Nous tenons à préciser que novices avant tout, nous employons un vocabulaire généralement faux et nos techniques ne sont pas tout le temps bien orthodoxes, mais seul le résultat compte, n'est-ce pas ?
 
 

 
Les boiseries:
  
 Eau de mer, UV, vents et usure du temps ont eu raison des boiseries extérieures du bateau! Pour remédier à ça, un seul mot d'ordre: poncer!
 
En plus d'être brulés et d'aspect dégradé, les éléments en bois du pont entrainent un problème d'etanchéité. Par conséquent, le démontable fut démonté (mains courantes), le reste fut rénové sur place.
Au programme: Poncer les pièces en bois, les vernir avec un vernis marin, reponcer légèrement pour egrener le vernis, re-vernire et ainsi de suite!
 
Au total, entre 4 et 5 couches ont permis de redonner un aspect correct, faute de neuf, aux boiseries du voilier.
Un joint réalisé au sika entre les mains courantes et le roof a également permis de rendre ce dernier totalement imperméable.
 
Voici un aperçu des boiseries avant et après les travaux:
 
 
 
Le soleil est présent sur la photo de droite (après), ce qui fait mieux ressortir les couleurs.
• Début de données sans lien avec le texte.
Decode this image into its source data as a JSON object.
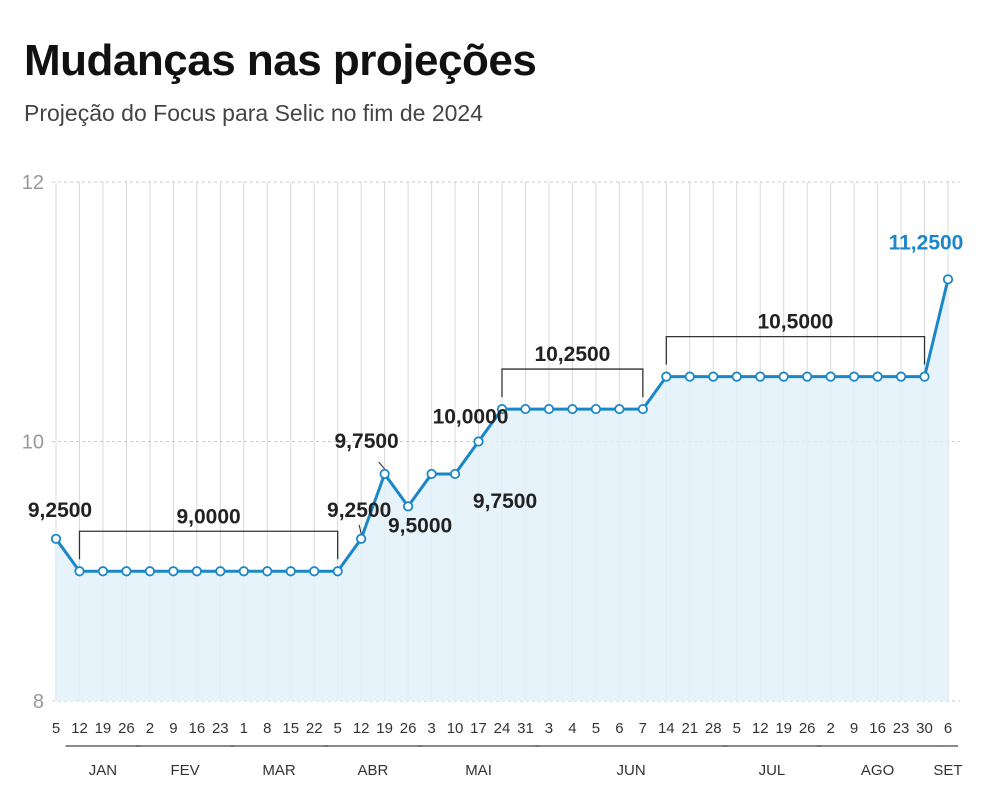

Néanmoins, les boiseries étaient grises avant la rénovation. 
 
 
 
 
 
 
 
 
 
 
 
Un autre exemple en conditions d'éclairage identiques.
(avant à gauche et après à droite)
 
 
 
 
 

 

 


 
 
Les chandeliers:
 
 
Après trente-trois ans d'utilisation, ils avaient bien le droit à une petite rénovation!
Cette simple tâche fut moins aisée que prévue... La corrosion a attaqué les boulons, et plusieurs d'entre eux nous ont contraint à sortir la scie à métaux!
 
Résumé en image:
 
 
 
Tout d'abord, les filières ont été démontées, puis l'axe des chandeliers.
Ne restait alors que les pieds, solidement fixés de part en part du pont par des boulons attaqués par la corrosion.
Pas forcément faciles d'accès par l'intérieur, les écrous nécessitent une bonne dose de degripant (type WD 40), et là encore aucune garantie qu'ils se dévissent facilement.
Une fois les pieds de chandelier démontés, nous avons découvert l'origine des fuites: les joints des chandeliers (en noir sur la photo de droite) avaient presque tous pris du jeu.
 
Nous avons donc découpé de nouveau joints dans des bandes de caoutchouc prévues à cet effet.
 
 
Une fois l'emplacement du pied poncé et nettoyé, un simple point de sykaflex sur les trous de vis, puis remontage des chandeliers :
Pose des joints, des pieds de chandeliers, puis vissage de part en part (et oui, il faut être 2), et enfin fixation des axes et des fillières.
 
 
 
 
Et voilà! Des chandeliers étanches, c'est mieux quand même!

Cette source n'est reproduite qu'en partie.